A match is encoded by a pair of numbers called a length-distance pair,
which is equivalent to the statement
"each of the next length characters is equal to the characters exactly distance characters behind it in the uncompressed stream"
To spot matches, the encoder must keep track of some amount of the most recent data, such as the last 2 kB, 4 kB, or 32 kB.

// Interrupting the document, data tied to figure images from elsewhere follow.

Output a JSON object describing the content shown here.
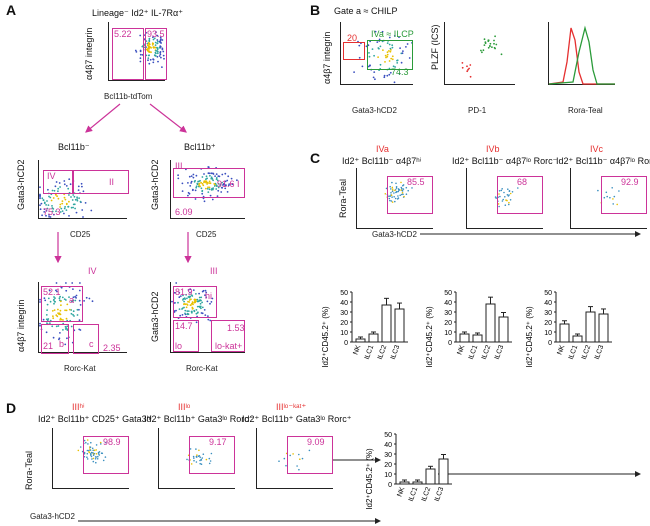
{
  "panels": {
    "A": {
      "label": "A",
      "top_title": "Lineage⁻ Id2⁺ IL-7Rα⁺",
      "top_y": "α4β7 integrin",
      "top_x": "Bcl11b-tdTom",
      "top_gate_left": "5.22",
      "top_gate_right": "93.5",
      "branch_left": "Bcl11b⁻",
      "branch_right": "Bcl11b⁺",
      "mid_left": {
        "y": "Gata3-hCD2",
        "x": "CD25",
        "g1": "IV",
        "g2": "II",
        "g3": "75.3"
      },
      "mid_right": {
        "y": "Gata3-hCD2",
        "x": "CD25",
        "g1": "III",
        "g2": "91.6",
        "g3": "I",
        "g4": "6.09"
      },
      "bot_left": {
        "title": "IV",
        "y": "α4β7 integrin",
        "x": "Rorc-Kat",
        "a": "52.1",
        "b": "a",
        "c": "21",
        "d": "b",
        "e": "c",
        "f": "2.35"
      },
      "bot_right": {
        "title": "III",
        "y": "Gata3-hCD2",
        "x": "Rorc-Kat",
        "a": "81.9",
        "b": "hi",
        "c": "14.7",
        "d": "1.53",
        "e": "lo",
        "f": "lo-kat+"
      }
    },
    "B": {
      "label": "B",
      "title": "Gate a ≈ CHILP",
      "p1": {
        "y": "α4β7 integrin",
        "x": "Gata3-hCD2",
        "g1": "20",
        "g2": "IVa ≈ ILCP",
        "g3": "74.3"
      },
      "p2": {
        "y": "PLZF (ICS)",
        "x": "PD-1"
      },
      "p3": {
        "x": "Rora-Teal"
      }
    },
    "C": {
      "label": "C",
      "heads": [
        {
          "tag": "IVa",
          "desc": "Id2⁺ Bcl11b⁻ α4β7ʰⁱ",
          "val": "85.5"
        },
        {
          "tag": "IVb",
          "desc": "Id2⁺ Bcl11b⁻ α4β7ˡᵒ Rorc⁻",
          "val": "68"
        },
        {
          "tag": "IVc",
          "desc": "Id2⁺ Bcl11b⁻ α4β7ˡᵒ Rorc⁺",
          "val": "92.9"
        }
      ],
      "y": "Rora-Teal",
      "x": "Gata3-hCD2",
      "bar_ylabel": "Id2⁺CD45.2⁺ (%)"
    },
    "D": {
      "label": "D",
      "heads": [
        {
          "tag": "IIIʰⁱ",
          "desc": "Id2⁺ Bcl11b⁺ CD25⁺ Gata3ʰⁱ",
          "val": "98.9"
        },
        {
          "tag": "IIIˡᵒ",
          "desc": "Id2⁺ Bcl11b⁺ Gata3ˡᵒ Rorc⁻",
          "val": "9.17"
        },
        {
          "tag": "IIIˡᵒ⁻ᵏᵃᵗ⁺",
          "desc": "Id2⁺ Bcl11b⁺ Gata3ˡᵒ Rorc⁺",
          "val": "9.09"
        }
      ],
      "y": "Rora-Teal",
      "x": "Gata3-hCD2",
      "bar_ylabel": "Id2⁺CD45.2⁺ (%)"
    }
  },
  "ticks": {
    "axis": [
      "0",
      "10²",
      "10³",
      "10⁴",
      "10⁵"
    ],
    "yaxis": [
      "10³",
      "10⁴",
      "10⁵"
    ],
    "pct": [
      "0",
      "10",
      "20",
      "30",
      "40",
      "50"
    ]
  },
  "chart_data": [
    {
      "type": "bar",
      "categories": [
        "NK",
        "ILC1",
        "ILC2",
        "ILC3"
      ],
      "values": [
        3,
        8,
        37,
        33
      ],
      "ylabel": "Id2⁺CD45.2⁺ (%)",
      "ylim": [
        0,
        50
      ]
    },
    {
      "type": "bar",
      "categories": [
        "NK",
        "ILC1",
        "ILC2",
        "ILC3"
      ],
      "values": [
        8,
        7,
        38,
        25
      ],
      "ylabel": "Id2⁺CD45.2⁺ (%)",
      "ylim": [
        0,
        50
      ]
    },
    {
      "type": "bar",
      "categories": [
        "NK",
        "ILC1",
        "ILC2",
        "ILC3"
      ],
      "values": [
        18,
        6,
        30,
        28
      ],
      "ylabel": "Id2⁺CD45.2⁺ (%)",
      "ylim": [
        0,
        50
      ]
    },
    {
      "type": "bar",
      "categories": [
        "NK",
        "ILC1",
        "ILC2",
        "ILC3"
      ],
      "values": [
        2,
        2,
        15,
        25
      ],
      "ylabel": "Id2⁺CD45.2⁺ (%)",
      "ylim": [
        0,
        50
      ]
    }
  ]
}
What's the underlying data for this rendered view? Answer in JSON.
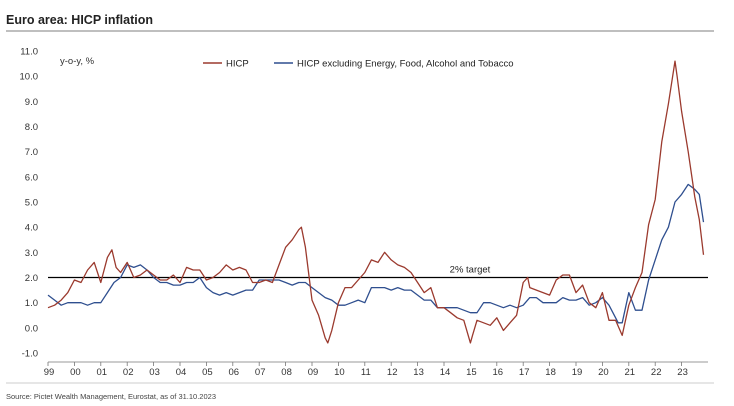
{
  "chart_data": {
    "type": "line",
    "title": "Euro area: HICP inflation",
    "ylabel": "y-o-y, %",
    "xlabel": "",
    "ylim": [
      -1.0,
      11.0
    ],
    "yticks": [
      "11.0",
      "10.0",
      "9.0",
      "8.0",
      "7.0",
      "6.0",
      "5.0",
      "4.0",
      "3.0",
      "2.0",
      "1.0",
      "0.0",
      "-1.0"
    ],
    "xlim": [
      1999.0,
      2024.0
    ],
    "xticks": [
      "99",
      "00",
      "01",
      "02",
      "03",
      "04",
      "05",
      "06",
      "07",
      "08",
      "09",
      "10",
      "11",
      "12",
      "13",
      "14",
      "15",
      "16",
      "17",
      "18",
      "19",
      "20",
      "21",
      "22",
      "23"
    ],
    "reference_line": {
      "value": 2.0,
      "label": "2% target"
    },
    "source": "Source: Pictet Wealth Management, Eurostat, as of 31.10.2023",
    "series": [
      {
        "name": "HICP",
        "color": "#9b3a2e",
        "x": [
          1999.0,
          1999.25,
          1999.5,
          1999.75,
          2000.0,
          2000.25,
          2000.5,
          2000.75,
          2001.0,
          2001.25,
          2001.42,
          2001.58,
          2001.75,
          2002.0,
          2002.25,
          2002.5,
          2002.75,
          2003.0,
          2003.25,
          2003.5,
          2003.75,
          2004.0,
          2004.25,
          2004.5,
          2004.75,
          2005.0,
          2005.25,
          2005.5,
          2005.75,
          2006.0,
          2006.25,
          2006.5,
          2006.75,
          2007.0,
          2007.25,
          2007.5,
          2007.75,
          2008.0,
          2008.25,
          2008.5,
          2008.6,
          2008.75,
          2009.0,
          2009.25,
          2009.5,
          2009.6,
          2009.75,
          2010.0,
          2010.25,
          2010.5,
          2010.75,
          2011.0,
          2011.25,
          2011.5,
          2011.75,
          2012.0,
          2012.25,
          2012.5,
          2012.75,
          2013.0,
          2013.25,
          2013.5,
          2013.75,
          2014.0,
          2014.25,
          2014.5,
          2014.75,
          2015.0,
          2015.08,
          2015.25,
          2015.5,
          2015.75,
          2016.0,
          2016.25,
          2016.5,
          2016.75,
          2017.0,
          2017.17,
          2017.25,
          2017.5,
          2017.75,
          2018.0,
          2018.25,
          2018.5,
          2018.75,
          2019.0,
          2019.25,
          2019.5,
          2019.75,
          2020.0,
          2020.25,
          2020.5,
          2020.75,
          2021.0,
          2021.25,
          2021.5,
          2021.75,
          2022.0,
          2022.25,
          2022.5,
          2022.75,
          2022.83,
          2023.0,
          2023.25,
          2023.5,
          2023.67,
          2023.83
        ],
        "values": [
          0.8,
          0.9,
          1.1,
          1.4,
          1.9,
          1.8,
          2.3,
          2.6,
          1.8,
          2.8,
          3.1,
          2.4,
          2.2,
          2.6,
          2.0,
          2.1,
          2.3,
          2.1,
          1.9,
          1.9,
          2.1,
          1.8,
          2.4,
          2.3,
          2.3,
          1.9,
          2.0,
          2.2,
          2.5,
          2.3,
          2.4,
          2.3,
          1.8,
          1.8,
          1.9,
          1.8,
          2.5,
          3.2,
          3.5,
          3.9,
          4.0,
          3.2,
          1.1,
          0.5,
          -0.4,
          -0.6,
          -0.1,
          1.0,
          1.6,
          1.6,
          1.9,
          2.2,
          2.7,
          2.6,
          3.0,
          2.7,
          2.5,
          2.4,
          2.2,
          1.8,
          1.4,
          1.6,
          0.8,
          0.8,
          0.6,
          0.4,
          0.3,
          -0.6,
          -0.3,
          0.3,
          0.2,
          0.1,
          0.4,
          -0.1,
          0.2,
          0.5,
          1.8,
          2.0,
          1.6,
          1.5,
          1.4,
          1.3,
          1.9,
          2.1,
          2.1,
          1.4,
          1.7,
          1.0,
          0.8,
          1.4,
          0.3,
          0.3,
          -0.3,
          0.9,
          1.6,
          2.2,
          4.1,
          5.1,
          7.4,
          8.9,
          10.6,
          10.0,
          8.6,
          7.0,
          5.2,
          4.3,
          2.9
        ]
      },
      {
        "name": "HICP excluding Energy, Food, Alcohol and Tobacco",
        "color": "#2f4f8f",
        "x": [
          1999.0,
          1999.25,
          1999.5,
          1999.75,
          2000.0,
          2000.25,
          2000.5,
          2000.75,
          2001.0,
          2001.25,
          2001.5,
          2001.75,
          2002.0,
          2002.25,
          2002.5,
          2002.75,
          2003.0,
          2003.25,
          2003.5,
          2003.75,
          2004.0,
          2004.25,
          2004.5,
          2004.75,
          2005.0,
          2005.25,
          2005.5,
          2005.75,
          2006.0,
          2006.25,
          2006.5,
          2006.75,
          2007.0,
          2007.25,
          2007.5,
          2007.75,
          2008.0,
          2008.25,
          2008.5,
          2008.75,
          2009.0,
          2009.25,
          2009.5,
          2009.75,
          2010.0,
          2010.25,
          2010.5,
          2010.75,
          2011.0,
          2011.25,
          2011.5,
          2011.75,
          2012.0,
          2012.25,
          2012.5,
          2012.75,
          2013.0,
          2013.25,
          2013.5,
          2013.75,
          2014.0,
          2014.25,
          2014.5,
          2014.75,
          2015.0,
          2015.25,
          2015.5,
          2015.75,
          2016.0,
          2016.25,
          2016.5,
          2016.75,
          2017.0,
          2017.25,
          2017.5,
          2017.75,
          2018.0,
          2018.25,
          2018.5,
          2018.75,
          2019.0,
          2019.25,
          2019.5,
          2019.75,
          2020.0,
          2020.25,
          2020.5,
          2020.6,
          2020.75,
          2021.0,
          2021.25,
          2021.5,
          2021.75,
          2022.0,
          2022.25,
          2022.5,
          2022.75,
          2023.0,
          2023.25,
          2023.5,
          2023.67,
          2023.83
        ],
        "values": [
          1.3,
          1.1,
          0.9,
          1.0,
          1.0,
          1.0,
          0.9,
          1.0,
          1.0,
          1.4,
          1.8,
          2.0,
          2.5,
          2.4,
          2.5,
          2.3,
          2.0,
          1.8,
          1.8,
          1.7,
          1.7,
          1.8,
          1.8,
          2.0,
          1.6,
          1.4,
          1.3,
          1.4,
          1.3,
          1.4,
          1.5,
          1.5,
          1.9,
          1.9,
          1.9,
          1.9,
          1.8,
          1.7,
          1.8,
          1.8,
          1.6,
          1.4,
          1.2,
          1.1,
          0.9,
          0.9,
          1.0,
          1.1,
          1.0,
          1.6,
          1.6,
          1.6,
          1.5,
          1.6,
          1.5,
          1.5,
          1.3,
          1.1,
          1.1,
          0.8,
          0.8,
          0.8,
          0.8,
          0.7,
          0.6,
          0.6,
          1.0,
          1.0,
          0.9,
          0.8,
          0.9,
          0.8,
          0.9,
          1.2,
          1.2,
          1.0,
          1.0,
          1.0,
          1.2,
          1.1,
          1.1,
          1.2,
          0.9,
          1.0,
          1.2,
          0.9,
          0.4,
          0.2,
          0.2,
          1.4,
          0.7,
          0.7,
          1.9,
          2.7,
          3.5,
          4.0,
          5.0,
          5.3,
          5.7,
          5.5,
          5.3,
          4.2
        ]
      }
    ]
  }
}
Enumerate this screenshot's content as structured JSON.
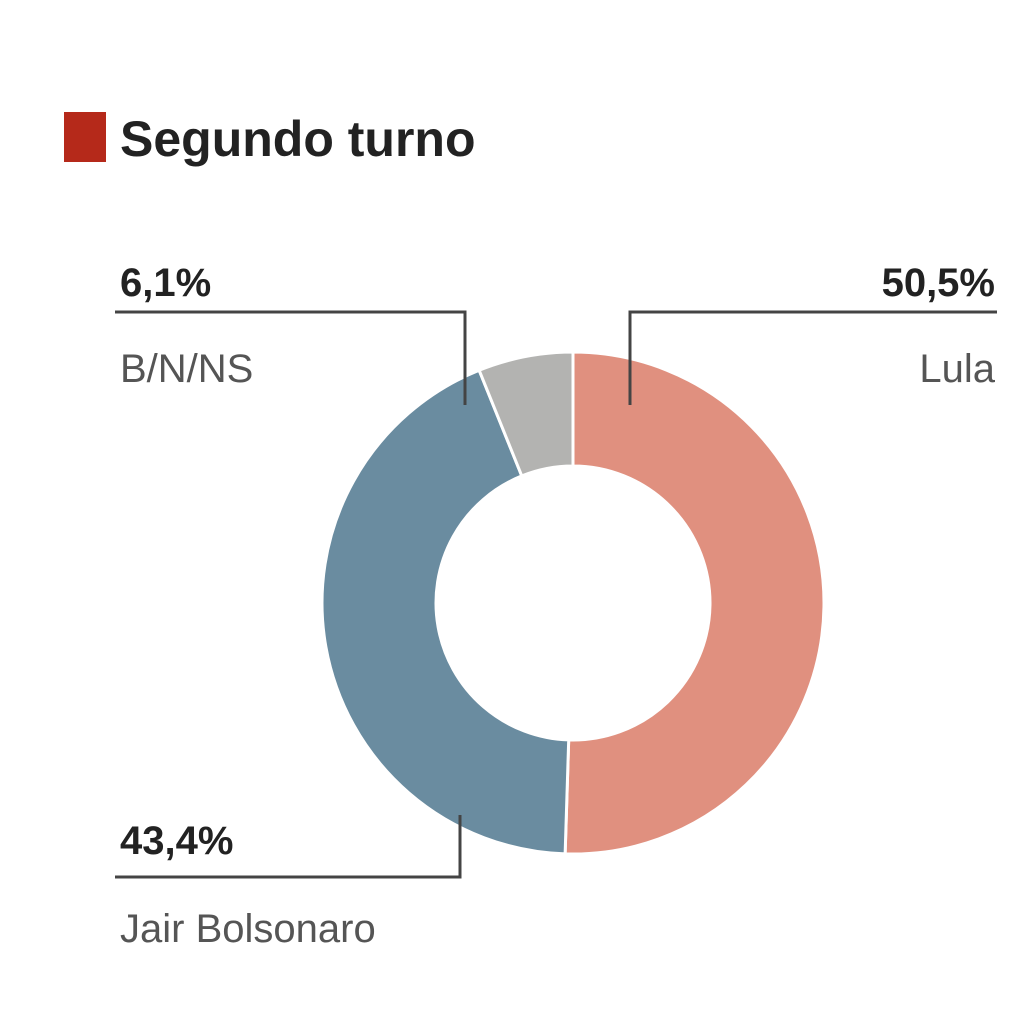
{
  "chart_data": {
    "type": "donut",
    "title": "Segundo turno",
    "categories": [
      "Lula",
      "Jair Bolsonaro",
      "B/N/NS"
    ],
    "values": [
      50.5,
      43.4,
      6.1
    ],
    "value_labels": [
      "50,5%",
      "43,4%",
      "6,1%"
    ],
    "colors": [
      "#e0907f",
      "#6a8ca0",
      "#b3b3b1"
    ]
  }
}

The structure in which this data is held is called a sliding window, which is why LZ77 is sometimes called sliding-window compression.
Install
# U16.04
apt-get install liblz4-tool
Version
lz4 -V
*** LZ4 command line interface 32-bits r131, by Yann Collet (Jan 25 2017) ***
Opts
- -z, --compress ( -#, 1(default)~9 )
- -d, --decompress
- -k, --keep # Don't delete source file (Default behavior)
- -t, --test
- -B# # block size [4-7](default : 7), B4= 64KB ; B5= 256KB ; B6= 1MB ; B7= 4MB
Benchmark test
- -b
- -iN # iteration loops [1-9](default : 3)
tar with lz4
# -I, --use-compress-program PROG. filter through PROG (must accept -d)
tar -I=lz4 -cf OUTPUT.tar.gz paths_to_archive
OR
tar cf - paths_to_archive | lz4 > OUTPUT_FILE.tar.gz
cpio
Copy-out Mode: Copy files named in name-list to the archive
cpio -o < name-list > archive
find . -depth -print | cpio -o > /path/archive.cpio
Copy-in Mode: Extract files from the archive
cpio -i < archive
Copy-pass Mode: Copy files named in name-list to destination-directory
cpio -p destination-directory < name-list
List: Print a table of contents of all the inputs present.
cpio -t < archive.cpio
-v, –verbose: List the files processed in a particular task.
zstd
zstd, zstdmt, unzstd, zstdcat - Compress or decompress .zst files
It is based on the LZ77 family. In fast modes(--fast) at > 200 MB/s per core
- zstdmt is equivalent to zstd -T0 # ALL Core
- unzstd is equivalent to zstd -d
- zstdcat is equivalent to zstd -dcf
Opts
-N # Compression level: 1-19, default: 3, --fast=>1
-c, --stdout # Force write to standard output
-T#, --threads=N # default: 1; 0 = ALL
-t, --test
-bN # Benchmark file(s) using compression level
-l, --list
--rsyncable # zstd will periodically synchronize the compression state to make the compressed file more rsync-friendly.